Loving something alone is noble, but it is lonely. Chatting with Dr Von Peel is not the same as passing the aux between you and your friends. Nothing is.
But at least - even though you can enthuse with him - Dr Von Peel isn't claiming to simulate that lost and magical aux-passing experience for the benefit of his own marketing copy. He is not saying: "music is a social experience (or some other such utterly true nonsense) to drive usage of a new and poorly-thought-through "shared queue" feature, for the benefit of some utterly Godless "Product Owner - Social Experience" wanker who wants to get extra quarterly good-boy points.

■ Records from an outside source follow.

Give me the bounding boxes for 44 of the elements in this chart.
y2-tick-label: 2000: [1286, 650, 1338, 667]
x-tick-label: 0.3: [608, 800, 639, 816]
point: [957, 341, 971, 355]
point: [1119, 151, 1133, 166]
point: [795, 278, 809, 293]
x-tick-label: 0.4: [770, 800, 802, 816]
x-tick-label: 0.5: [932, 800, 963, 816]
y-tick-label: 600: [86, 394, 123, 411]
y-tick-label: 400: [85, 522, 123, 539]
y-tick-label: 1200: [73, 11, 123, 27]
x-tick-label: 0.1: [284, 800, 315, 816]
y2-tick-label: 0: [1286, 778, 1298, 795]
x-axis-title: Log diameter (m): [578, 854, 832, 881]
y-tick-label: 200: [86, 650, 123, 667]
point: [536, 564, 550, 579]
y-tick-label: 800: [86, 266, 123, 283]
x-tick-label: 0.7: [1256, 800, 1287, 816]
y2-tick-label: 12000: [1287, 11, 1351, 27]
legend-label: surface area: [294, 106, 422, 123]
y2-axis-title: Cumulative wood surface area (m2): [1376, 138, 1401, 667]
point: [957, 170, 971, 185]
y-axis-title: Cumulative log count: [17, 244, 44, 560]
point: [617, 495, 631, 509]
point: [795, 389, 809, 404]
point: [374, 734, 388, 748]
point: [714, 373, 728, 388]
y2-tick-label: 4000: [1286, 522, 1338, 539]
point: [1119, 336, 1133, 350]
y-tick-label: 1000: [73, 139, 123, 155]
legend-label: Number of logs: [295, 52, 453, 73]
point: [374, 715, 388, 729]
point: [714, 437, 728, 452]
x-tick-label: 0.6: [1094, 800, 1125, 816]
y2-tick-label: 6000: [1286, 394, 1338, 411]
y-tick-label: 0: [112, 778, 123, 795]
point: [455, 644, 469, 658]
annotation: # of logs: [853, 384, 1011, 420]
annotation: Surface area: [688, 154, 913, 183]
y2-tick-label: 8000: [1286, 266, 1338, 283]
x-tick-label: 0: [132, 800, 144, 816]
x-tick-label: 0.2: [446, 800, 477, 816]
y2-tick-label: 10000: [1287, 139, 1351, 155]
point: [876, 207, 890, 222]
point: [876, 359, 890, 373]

I am not interested in insincere treatment of things I love. What I am interested in is a cat, who is a DJ, from London / Germany / Louisiana, called Dr Von Peel, who has an eyepatch, which is why I have made him available for adoption - in case anyone else should feel similarly :-)
During the extremely generous free OpenRouter calls each user gets (until I run out of cash), Dr Von Peel is not quite as smart at picking tracks as when you're using your own OpenRouter key. He might take a couple of tries to get it right. This is because I couldn't work out how to properly use tool calls in the proxy provider for OpenRouter I'm using during the "free trial" (gross) (AIProxy), and this is very much a 'I built this for myself' type thing, so I don't really want to put a tonne of effort into making a 'free trial' work. It's a cat.
It runs on GPT4.1 (mostly) during the trial period, I think you get pretty much full control over what models & prompts it uses once you're actually paying for the credits yourself. I found GPT4.1 to be pretty good at balancing 'good knowledge' with 'consistent tool calls', but you might have more fun doing other stuff. Enjoy!